Orexinergic neurons can be differentiated into two groups based on connectivity and functionality. Orexinergic neurons in the lateral hypothalamic group are closely associated with reward related functions, such as conditioned place preference. These neurons preferentially innervate the ventral tegmental area and the ventromedial prefrontal cortex. The neurons found in the ventral tegmental area, the ventromedial prefrontal cortex, and the nucleus accumbens shell are strongly implicated in addiction and the sensitization of neurons to stimulating drugs (such as amphetamines). Orexin producing neurons in these areas have been found to be primarily indicated in seeking behavior when externally stimulated by environmental signals such as stress. These neurons are in contrast to the lateral hypothalamic neurons, the perifornical-dorsal group of orexinergic neurons are involved in functions related to arousal and autonomic response. These neurons project inter-hypothalamically, as well as to the brainstem, where the release of orexin modulates various autonomic processes.

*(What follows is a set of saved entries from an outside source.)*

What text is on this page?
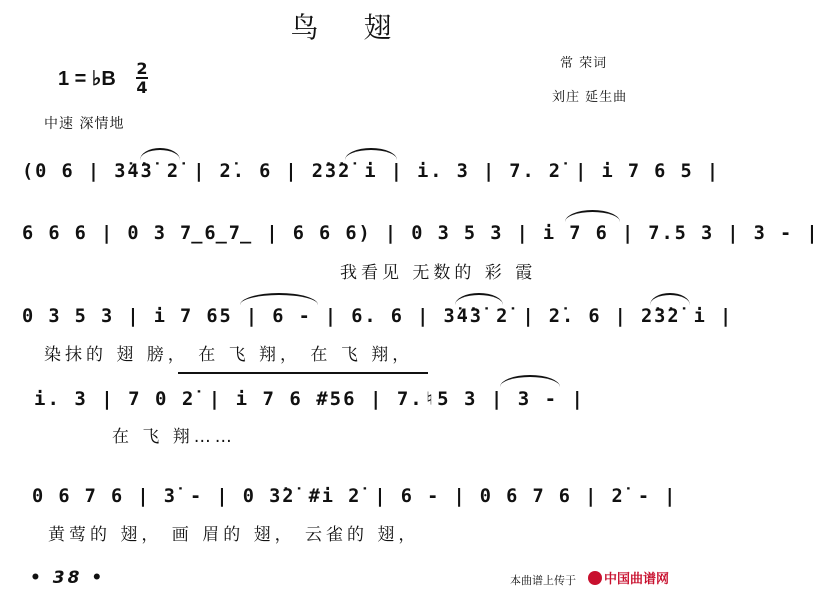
鸟 翅
常 荣词
刘庄 延生曲
1 = ♭B 2
4
中速 深情地
(0 6 | 3̇4̇3̇ 2̇ | 2̇. 6 | 2̇3̇2̇ i | i. 3 | 7. 2̇ | i 7 6 5 |
6 6 6 | 0 3 7̲6̲7̲ | 6 6 6) | 0 3 5 3 | i 7 6 | 7.5 3 | 3 - |
我看见 无数的 彩 霞
0 3 5 3 | i 7 65 | 6 - | 6. 6 | 3̇4̇3̇ 2̇ | 2̇. 6 | 2̇3̇2̇ i |
染抹的 翅 膀， 在 飞 翔， 在 飞 翔，
i. 3 | 7 0 2̇ | i 7 6 #56 | 7.♮5 3 | 3 - |
在 飞 翔……
0 6 7 6 | 3̇ - | 0 3̇2̇ #i 2̇ | 6 - | 0 6 7 6 | 2̇ - |
黄莺的 翅， 画 眉的 翅， 云雀的 翅，
• 38 •	本曲谱上传于	中国曲谱网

== Orexin system dysfunction ==
Orexin/hypocretin system dysfunction might be associated with a variety of disorders and medical conditions.

=== Takotsubo syndrome ===
Orexin/hypocretin system dysfunction has been proposed as a novel pathophysiological model of Takotsubo syndrome (acute failure syndrome).

=== ESSENCE ===
ESSENCE (Early Symptomatic Syndromes Eliciting Neurodevelopmental Clinical Examinations) is an umbrella term covering a wide range of neurodevelopmental disorders and difficulties (ADHD, developmental coordination disorder, autism spectrum disorder) as well as ESSENCE-associated conditions (behavioural phenotype syndromes, some neurological conditions and disorders, and severe early-onset mental disorders). Orexin/hypocretin system dysfunction might be associated with many symptoms in a variety of ESSENCE.

== Clinical uses ==

The orexin/hypocretin system is the target of the insomnia medication suvorexant (Belsomra), which works by blocking both orexin receptors. Suvorexant has undergone three phase III trials and was approved in 2014 by the US Food and Drug Administration (FDA) after being denied approval the year before. The other FDA-approved orexin antagonists are lemborexant (Dayvigo) and daridorexant (Quviviq).

Suvorexant has also been studied in regards to its effect on cocaine seeking behavior, but the results in humans were contradictory to those from earlier animal testing.

In 2022, the European Medicines Agency authorized the use of daridorexant (Quviviq) for sleep initiation and maintenance disorders.

=== Other potential uses ===

Intranasal orexin is able to increase cognition in primates, especially under sleep deprived situations, which may provide an opportunity for the treatment of excessive daytime sleepiness.

A study has reported that transplantation of orexin neurons into the pontine reticular formation in rats is feasible, indicating the development of alternative therapeutic strategies in addition to pharmacological interventions to treat narcolepsy.

Orexins are also thought to have potential implications in learning and aiding in fending off diseases such as dementia and other disorders that impair cognition.

== Evolution ==

The exon architecture of orexin is conserved in all vertebrates.